I don’t know. I want to stress this fact, I really don’t know. This to me is a pivotal social question. Why are we not discussing it at the dinner tables and the board rooms and the political arenas is beyond me.

Is it better to learn your 60 year old grandfather would cheat against your 6 year old nephew, and embrace that as a valuable familial tradition, and then by extension to learn that is how the world actually works?

Or, would you rather learn it when you get blindsided by crooks out to steal your successful business when you finally wake up to reality at age 47?

Could it be that Trump is brilliantly playing this archetype now?

And what about all the shades of critical social gray there might be in-between that our progeny might need to learn?  Are we learning how to create a better world with these life lessons, or are we learning only how to successfully play along?

https://lithub.com/why-every-progressive-should-read-the-good-soldier-svejk/

 

sveik

 

 

Author: KenshoHomestead

Creatively working toward self-sufficiency on the land.

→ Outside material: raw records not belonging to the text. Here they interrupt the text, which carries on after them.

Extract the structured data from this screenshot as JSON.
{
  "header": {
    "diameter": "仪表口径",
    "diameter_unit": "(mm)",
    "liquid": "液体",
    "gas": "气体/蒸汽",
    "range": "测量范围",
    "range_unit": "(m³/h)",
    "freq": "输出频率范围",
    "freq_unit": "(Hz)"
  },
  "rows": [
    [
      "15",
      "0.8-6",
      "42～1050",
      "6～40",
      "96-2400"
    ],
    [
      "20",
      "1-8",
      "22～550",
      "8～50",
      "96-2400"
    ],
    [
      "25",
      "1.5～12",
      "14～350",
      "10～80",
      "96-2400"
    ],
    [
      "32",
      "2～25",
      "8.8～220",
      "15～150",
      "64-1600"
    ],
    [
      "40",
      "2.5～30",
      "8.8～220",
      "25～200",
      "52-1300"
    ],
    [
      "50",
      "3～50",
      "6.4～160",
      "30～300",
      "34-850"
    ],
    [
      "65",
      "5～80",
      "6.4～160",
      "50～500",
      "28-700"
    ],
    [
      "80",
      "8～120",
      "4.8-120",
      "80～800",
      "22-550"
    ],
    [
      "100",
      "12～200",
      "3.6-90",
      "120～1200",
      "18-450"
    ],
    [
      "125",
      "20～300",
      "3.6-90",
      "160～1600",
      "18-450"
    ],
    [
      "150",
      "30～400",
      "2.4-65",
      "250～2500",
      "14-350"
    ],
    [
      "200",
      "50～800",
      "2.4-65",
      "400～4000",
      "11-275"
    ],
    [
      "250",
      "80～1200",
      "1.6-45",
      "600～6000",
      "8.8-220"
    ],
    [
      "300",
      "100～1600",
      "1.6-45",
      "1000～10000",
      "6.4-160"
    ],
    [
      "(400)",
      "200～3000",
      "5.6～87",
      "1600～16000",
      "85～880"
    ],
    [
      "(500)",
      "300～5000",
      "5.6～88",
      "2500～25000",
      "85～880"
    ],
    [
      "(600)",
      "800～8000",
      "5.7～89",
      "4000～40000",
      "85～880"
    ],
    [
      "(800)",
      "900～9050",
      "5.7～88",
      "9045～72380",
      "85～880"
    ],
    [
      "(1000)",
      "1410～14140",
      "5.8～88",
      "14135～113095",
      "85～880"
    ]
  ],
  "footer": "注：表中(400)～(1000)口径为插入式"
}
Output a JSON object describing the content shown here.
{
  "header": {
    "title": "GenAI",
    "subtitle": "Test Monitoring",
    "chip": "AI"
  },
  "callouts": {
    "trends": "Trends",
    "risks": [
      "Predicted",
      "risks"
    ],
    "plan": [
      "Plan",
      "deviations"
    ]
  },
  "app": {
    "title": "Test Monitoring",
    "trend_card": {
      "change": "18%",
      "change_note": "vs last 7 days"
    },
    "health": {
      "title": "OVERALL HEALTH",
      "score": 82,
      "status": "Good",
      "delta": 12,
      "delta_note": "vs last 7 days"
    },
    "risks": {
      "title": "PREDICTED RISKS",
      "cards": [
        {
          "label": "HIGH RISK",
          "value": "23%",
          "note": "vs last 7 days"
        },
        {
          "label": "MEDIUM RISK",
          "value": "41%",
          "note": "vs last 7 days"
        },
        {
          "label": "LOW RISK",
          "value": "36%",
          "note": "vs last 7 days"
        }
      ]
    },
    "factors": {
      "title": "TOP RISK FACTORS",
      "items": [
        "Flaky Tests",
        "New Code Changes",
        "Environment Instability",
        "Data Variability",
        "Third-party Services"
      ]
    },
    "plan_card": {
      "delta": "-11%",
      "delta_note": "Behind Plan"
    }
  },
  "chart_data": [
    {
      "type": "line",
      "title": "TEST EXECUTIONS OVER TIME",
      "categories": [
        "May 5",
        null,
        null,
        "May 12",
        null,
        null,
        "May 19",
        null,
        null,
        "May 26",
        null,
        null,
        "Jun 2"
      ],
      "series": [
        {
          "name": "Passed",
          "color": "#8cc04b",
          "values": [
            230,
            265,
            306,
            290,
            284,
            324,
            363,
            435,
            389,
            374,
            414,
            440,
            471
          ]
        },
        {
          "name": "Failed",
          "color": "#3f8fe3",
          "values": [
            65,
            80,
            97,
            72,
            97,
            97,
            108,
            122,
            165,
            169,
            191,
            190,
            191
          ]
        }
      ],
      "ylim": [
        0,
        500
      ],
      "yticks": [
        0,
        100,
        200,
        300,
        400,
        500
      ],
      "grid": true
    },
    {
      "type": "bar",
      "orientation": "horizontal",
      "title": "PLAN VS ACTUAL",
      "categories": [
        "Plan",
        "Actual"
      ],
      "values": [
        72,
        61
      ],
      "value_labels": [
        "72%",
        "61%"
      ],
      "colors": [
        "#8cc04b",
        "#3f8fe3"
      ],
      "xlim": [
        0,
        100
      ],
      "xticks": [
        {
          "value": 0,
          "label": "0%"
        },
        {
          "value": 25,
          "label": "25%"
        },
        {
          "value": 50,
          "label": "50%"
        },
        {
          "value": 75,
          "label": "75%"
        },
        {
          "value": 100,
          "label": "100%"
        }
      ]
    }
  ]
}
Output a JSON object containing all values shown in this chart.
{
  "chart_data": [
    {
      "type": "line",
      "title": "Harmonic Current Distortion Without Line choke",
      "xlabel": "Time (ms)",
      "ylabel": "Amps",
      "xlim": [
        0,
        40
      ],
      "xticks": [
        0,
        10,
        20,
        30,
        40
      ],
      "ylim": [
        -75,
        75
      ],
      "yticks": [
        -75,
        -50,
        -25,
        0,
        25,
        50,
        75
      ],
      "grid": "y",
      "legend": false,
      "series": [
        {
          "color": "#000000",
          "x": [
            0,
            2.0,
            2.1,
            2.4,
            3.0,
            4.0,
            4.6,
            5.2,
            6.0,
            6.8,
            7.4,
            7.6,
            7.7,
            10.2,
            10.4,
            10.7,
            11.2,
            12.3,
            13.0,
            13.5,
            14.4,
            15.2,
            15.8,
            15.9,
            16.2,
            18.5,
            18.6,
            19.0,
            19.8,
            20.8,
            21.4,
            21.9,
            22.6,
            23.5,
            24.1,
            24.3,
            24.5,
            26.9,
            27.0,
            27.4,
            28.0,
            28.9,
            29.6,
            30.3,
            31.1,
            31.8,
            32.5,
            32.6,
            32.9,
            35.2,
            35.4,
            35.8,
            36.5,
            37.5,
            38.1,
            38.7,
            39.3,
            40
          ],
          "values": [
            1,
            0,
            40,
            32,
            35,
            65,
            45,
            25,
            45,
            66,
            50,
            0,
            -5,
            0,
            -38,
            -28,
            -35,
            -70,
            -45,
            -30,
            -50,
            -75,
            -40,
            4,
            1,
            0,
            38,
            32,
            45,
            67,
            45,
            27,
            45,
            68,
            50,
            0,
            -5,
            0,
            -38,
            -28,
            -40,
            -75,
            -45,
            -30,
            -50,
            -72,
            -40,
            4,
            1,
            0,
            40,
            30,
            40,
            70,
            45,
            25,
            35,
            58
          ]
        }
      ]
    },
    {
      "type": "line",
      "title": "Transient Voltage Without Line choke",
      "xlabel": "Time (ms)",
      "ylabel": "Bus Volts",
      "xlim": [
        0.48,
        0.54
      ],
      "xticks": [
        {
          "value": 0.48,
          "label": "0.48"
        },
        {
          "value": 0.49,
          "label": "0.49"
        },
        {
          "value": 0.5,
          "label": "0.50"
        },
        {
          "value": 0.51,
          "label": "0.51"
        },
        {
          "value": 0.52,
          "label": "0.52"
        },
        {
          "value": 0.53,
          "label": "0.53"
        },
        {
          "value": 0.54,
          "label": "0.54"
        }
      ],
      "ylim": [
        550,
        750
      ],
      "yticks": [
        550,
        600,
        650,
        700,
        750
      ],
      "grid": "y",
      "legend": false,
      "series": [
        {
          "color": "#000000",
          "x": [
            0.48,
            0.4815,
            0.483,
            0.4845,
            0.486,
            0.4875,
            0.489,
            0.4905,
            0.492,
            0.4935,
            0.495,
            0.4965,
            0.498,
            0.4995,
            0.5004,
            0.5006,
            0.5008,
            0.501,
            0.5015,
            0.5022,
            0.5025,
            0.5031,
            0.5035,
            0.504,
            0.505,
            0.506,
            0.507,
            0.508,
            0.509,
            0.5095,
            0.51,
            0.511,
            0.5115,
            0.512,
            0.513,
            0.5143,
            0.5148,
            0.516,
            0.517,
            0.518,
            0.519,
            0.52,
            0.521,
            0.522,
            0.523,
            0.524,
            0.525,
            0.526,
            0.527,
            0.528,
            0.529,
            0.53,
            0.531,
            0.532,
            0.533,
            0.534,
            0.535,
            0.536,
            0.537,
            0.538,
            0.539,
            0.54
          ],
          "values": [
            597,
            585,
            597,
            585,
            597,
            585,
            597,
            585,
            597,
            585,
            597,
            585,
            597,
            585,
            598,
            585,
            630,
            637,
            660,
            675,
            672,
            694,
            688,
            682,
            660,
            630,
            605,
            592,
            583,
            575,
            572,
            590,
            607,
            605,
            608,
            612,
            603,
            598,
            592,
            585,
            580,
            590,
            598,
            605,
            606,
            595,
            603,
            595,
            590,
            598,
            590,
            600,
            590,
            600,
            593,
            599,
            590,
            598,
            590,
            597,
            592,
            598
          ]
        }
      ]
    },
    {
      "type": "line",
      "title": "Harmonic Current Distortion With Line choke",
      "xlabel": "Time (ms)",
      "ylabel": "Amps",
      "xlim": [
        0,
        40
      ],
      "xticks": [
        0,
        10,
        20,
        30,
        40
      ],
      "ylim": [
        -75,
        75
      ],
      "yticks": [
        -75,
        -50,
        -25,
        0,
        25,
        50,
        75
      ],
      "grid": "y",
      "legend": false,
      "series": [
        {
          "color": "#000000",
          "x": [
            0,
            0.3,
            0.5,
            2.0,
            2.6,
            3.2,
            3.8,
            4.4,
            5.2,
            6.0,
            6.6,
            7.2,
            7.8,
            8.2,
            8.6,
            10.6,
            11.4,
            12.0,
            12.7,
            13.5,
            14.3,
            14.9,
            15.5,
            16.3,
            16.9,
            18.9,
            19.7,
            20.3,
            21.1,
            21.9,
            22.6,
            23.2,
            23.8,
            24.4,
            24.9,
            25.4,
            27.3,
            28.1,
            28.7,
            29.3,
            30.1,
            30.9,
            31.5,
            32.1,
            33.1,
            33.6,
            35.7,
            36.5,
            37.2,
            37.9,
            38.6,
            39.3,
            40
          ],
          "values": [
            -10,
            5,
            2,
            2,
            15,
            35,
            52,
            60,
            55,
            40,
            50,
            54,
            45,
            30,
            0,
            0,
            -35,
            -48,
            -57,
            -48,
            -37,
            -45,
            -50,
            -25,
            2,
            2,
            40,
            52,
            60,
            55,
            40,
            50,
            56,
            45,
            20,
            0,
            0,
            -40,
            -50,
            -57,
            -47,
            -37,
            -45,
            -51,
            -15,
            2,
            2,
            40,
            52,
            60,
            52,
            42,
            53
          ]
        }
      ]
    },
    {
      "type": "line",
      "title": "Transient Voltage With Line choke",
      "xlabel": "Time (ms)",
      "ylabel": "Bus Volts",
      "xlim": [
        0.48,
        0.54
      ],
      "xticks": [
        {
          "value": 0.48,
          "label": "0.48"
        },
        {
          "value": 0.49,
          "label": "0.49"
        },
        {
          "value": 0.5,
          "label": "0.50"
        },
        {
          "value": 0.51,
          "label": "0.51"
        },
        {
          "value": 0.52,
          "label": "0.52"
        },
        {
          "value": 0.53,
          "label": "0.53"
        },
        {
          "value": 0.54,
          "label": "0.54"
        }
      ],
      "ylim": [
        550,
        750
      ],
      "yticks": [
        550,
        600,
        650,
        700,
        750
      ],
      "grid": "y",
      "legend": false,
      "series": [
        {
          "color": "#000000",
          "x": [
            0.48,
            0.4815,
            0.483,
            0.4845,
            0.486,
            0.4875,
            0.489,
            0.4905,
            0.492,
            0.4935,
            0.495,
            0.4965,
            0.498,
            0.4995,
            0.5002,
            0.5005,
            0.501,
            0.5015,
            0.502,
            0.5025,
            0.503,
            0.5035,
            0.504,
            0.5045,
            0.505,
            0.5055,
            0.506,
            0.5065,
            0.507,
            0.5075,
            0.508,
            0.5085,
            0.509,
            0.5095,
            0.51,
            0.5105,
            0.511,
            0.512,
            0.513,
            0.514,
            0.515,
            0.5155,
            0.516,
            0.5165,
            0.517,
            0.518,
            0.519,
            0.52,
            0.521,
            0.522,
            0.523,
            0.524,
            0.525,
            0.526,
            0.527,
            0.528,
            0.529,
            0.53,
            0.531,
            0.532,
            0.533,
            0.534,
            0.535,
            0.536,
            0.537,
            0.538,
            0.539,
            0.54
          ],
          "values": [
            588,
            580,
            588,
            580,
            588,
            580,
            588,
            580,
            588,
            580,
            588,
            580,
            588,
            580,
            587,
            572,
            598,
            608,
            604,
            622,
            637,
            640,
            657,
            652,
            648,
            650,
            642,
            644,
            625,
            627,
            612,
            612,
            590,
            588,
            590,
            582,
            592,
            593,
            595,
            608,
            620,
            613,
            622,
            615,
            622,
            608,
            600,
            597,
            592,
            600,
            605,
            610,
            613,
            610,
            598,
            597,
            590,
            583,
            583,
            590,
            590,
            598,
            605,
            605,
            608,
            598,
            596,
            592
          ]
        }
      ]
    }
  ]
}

8 thoughts on “Spoons & Country Dumb”

  1. Thanks for responding. I will reread it and try to see that perspective. Please don’t misinterpret what I was saying either…..you are a great writer .

    Happy Thanksgiving!

    Love
    Aunt Sue

    Liked by 1 person

  2. Hi Aunt Sue, thanks for sharing your perspective! If you read more closely without looking to judge and be offended on his behalf, you will see that my question here is, by cheating is he in fact being ‘moral’ by modeling for his progeny what the world is really like. I don’t think he would be sad at all, I think he would be pleased he was able to model such a good lesson in such a fun way!

    Like

  3. Hey Mishelle,

    What came to mind when I read your comments about cheating was motive. As adults we encounter cheaters in life, whose primary motive is money/greed or power. Their reason for cheating is to better themselves, not caring what happens to those they cheat. When my dad was playing spoons with family, his motive was having fun and goofing off with his grandkids. I don’t think cheating was a good choice of words here, as he was not trying to better himself at the expense of others. He was merely being silly and having fun with his grandkids. I felt it was important to comment here, on your blog, because he was a very moral man and would be sad that you perceive him this way.